The oddest of couples

Reviewed by Bill Goodykoontz · Wednesday, August 15, 2012

There are plenty of reasons not to like The Intouchables, but Omar Sy’s terrific performance blows right past them.

The film, based on a true story and co-written and directed by Olivier Nakache and Eric Toledano, has almost no conflict once it gets going, no traction to help the story take hold. Once you see where it’s headed, it becomes increasingly obvious the movie is exactly you what expect it to be: A freewheeling black man (Sy) from the streets will show the rich, paralyzed white man (Tell No One’s François Cluzet) how to open up and really appreciate life.

But Sy is just so enjoyable to watch—and Cluzet in a much trickier role also is outstanding—that the story’s faults fall away. Not completely, maybe, but enough.
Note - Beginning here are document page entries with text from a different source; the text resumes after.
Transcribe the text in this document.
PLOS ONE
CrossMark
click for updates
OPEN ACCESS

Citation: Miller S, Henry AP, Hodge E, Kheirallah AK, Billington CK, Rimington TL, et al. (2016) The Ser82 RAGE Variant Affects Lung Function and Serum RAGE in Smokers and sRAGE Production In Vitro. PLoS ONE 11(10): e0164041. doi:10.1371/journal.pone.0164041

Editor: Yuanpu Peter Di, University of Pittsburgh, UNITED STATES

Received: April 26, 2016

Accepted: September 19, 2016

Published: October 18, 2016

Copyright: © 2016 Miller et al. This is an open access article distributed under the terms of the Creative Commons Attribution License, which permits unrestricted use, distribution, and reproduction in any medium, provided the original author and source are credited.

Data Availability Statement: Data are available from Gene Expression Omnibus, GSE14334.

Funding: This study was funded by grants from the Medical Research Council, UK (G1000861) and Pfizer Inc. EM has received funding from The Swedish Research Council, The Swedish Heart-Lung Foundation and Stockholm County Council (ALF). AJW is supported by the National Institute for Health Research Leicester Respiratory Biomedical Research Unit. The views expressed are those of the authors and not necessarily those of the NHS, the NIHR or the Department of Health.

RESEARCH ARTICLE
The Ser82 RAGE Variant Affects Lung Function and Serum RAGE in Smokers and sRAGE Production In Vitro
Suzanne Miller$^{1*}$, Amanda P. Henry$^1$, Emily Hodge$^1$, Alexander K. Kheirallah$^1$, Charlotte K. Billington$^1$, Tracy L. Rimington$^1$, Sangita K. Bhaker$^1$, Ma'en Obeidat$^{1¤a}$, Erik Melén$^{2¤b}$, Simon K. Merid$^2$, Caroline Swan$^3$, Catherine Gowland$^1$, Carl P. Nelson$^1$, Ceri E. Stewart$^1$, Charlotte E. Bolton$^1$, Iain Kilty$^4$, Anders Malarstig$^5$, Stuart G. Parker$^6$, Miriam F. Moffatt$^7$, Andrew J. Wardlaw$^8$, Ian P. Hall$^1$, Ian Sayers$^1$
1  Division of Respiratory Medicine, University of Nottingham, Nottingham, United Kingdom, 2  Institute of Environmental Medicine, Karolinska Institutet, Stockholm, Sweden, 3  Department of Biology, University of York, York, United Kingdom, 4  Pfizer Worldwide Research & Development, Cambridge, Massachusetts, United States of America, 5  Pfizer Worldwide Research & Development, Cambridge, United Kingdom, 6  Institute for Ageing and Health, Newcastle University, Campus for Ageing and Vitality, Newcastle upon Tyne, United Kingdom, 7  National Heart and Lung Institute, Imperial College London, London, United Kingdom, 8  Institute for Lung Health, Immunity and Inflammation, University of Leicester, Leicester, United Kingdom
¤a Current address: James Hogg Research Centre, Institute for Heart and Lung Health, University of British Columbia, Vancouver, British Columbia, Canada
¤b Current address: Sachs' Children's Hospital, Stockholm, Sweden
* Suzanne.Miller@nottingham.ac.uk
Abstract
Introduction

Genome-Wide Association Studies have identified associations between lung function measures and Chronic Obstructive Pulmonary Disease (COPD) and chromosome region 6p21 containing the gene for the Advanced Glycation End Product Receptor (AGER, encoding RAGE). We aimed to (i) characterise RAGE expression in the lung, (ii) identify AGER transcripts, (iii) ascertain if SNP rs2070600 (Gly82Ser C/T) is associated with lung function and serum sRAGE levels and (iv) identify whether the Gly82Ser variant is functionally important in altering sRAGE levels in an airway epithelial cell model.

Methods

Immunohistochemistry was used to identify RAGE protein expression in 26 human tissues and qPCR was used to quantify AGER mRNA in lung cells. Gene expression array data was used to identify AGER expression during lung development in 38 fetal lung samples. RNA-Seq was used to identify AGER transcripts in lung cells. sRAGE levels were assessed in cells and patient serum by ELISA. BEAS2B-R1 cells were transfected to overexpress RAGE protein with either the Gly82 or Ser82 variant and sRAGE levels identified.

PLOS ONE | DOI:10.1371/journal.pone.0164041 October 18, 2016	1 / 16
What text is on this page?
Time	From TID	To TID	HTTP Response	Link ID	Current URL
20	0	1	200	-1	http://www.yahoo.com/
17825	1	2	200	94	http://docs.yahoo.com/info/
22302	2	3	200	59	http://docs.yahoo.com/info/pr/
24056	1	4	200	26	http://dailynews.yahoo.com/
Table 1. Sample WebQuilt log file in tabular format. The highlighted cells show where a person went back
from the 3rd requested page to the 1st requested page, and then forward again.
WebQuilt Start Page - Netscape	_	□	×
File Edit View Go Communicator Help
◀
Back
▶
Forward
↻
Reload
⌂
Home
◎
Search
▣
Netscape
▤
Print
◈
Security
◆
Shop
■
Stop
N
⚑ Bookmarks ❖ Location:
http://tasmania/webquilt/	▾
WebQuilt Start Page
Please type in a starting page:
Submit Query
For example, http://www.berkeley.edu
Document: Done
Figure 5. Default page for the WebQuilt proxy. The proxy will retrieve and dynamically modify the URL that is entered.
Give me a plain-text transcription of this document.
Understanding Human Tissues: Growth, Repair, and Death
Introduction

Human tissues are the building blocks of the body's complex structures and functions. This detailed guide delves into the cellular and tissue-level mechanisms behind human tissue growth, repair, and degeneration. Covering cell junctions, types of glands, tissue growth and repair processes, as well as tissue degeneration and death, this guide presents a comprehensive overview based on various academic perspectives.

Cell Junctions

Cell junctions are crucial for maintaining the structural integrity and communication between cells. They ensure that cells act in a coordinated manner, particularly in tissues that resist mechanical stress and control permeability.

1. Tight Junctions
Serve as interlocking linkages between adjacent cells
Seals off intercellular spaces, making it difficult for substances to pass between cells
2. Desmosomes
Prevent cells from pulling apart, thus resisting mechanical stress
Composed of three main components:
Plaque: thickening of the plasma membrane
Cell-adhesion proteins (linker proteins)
Driss (Sy) first meets Philippe (Cluzet) when he applies to be Philippe’s caretaker. Only not really—Driss just wants to get a paper signed that he tried to get a job, so he can keep his unemployment checks coming. But his mouthy attitude and relentless flirtation with Philippe’s assistant Magalie (Audrey Fleurot) intrigues Philippe. To the shock of everyone who works for Philippe—and to the worry of his friends and associates—he persuades Driss to try the job on a temporary basis.

Fine by Driss. He gets his own palatial room—with a bathtub!—in Philippe’s Paris mansion, he eats well and figures he’ll just skate by until it’s time to move on.

Things don’t work out that way, of course. For one, the job is harder than Driss realized, and more is expected of him. Philippe can’t move from the neck down, so he faces all sorts of medical challenges, most of which Driss isn’t particularly enthused about helping him with. But he comes around, as we know he must.

Meanwhile, the spark Philippe saw in Driss comes into full bloom. Forget driving him around in a stodgy old van—Driss insists on loading Philippe into the souped-up sports car that is part of Philippe’s fleet, and tools him around Paris. A stodgy classical-music concert turns into an Earth, Wind & Fire dance session. The occasional marijuana cigarette is added unofficially to Philippe’s long list of required medicines. Middle-of-the-night walks and trips to the opera—where Driss’ ridiculing of the proceedings offends others but delights Philippe—are taken. Driss also encourages, and then demands, that Philippe meet the woman with whom he has had a longtime relationship by mail.

The staff also falls under Driss’ spell; it’s reminiscent of Down and Out in Beverly Hills (itself inspired by the French film Boudu Saved From Drowning) when a homeless man shakes up the household, first scandalizing them but eventually making each member happier.

There’s not a single surprise here, nothing unexpected, at least not until late in the movie, and, even then, it’s more a matter of out-of-the-blue developments to give the story an ending. Yet along the way, Sy is so much fun to watch, as he schools the uptight rich folks in the ways of enjoying life, that his enthusiasm is contagious. (The film is hugely popular in France; Sy won the Cesar, the French equivalent of an Oscar, for his performance, beating out Jean Dujardin and others.)

Cluzet’s performance is, of course, different; he must convey everything from the shoulders up, and he does so very well. Treated with kid gloves since becoming paralyzed, Philippe longs for thrills and adventure, and knows that a free spirit like Driss is the person who can provide them. Among the other performers, Anne Le Ny is especially good as a household assistant who finds fun and romance, thanks to Driss.

There are complexities of race and class conflict that go largely unexplored here, which might have made for a more satisfying film. But there’s a real give-and-take between Sy and Cluzet, two performances that make the film, despite its shortcomings, well worth seeking out.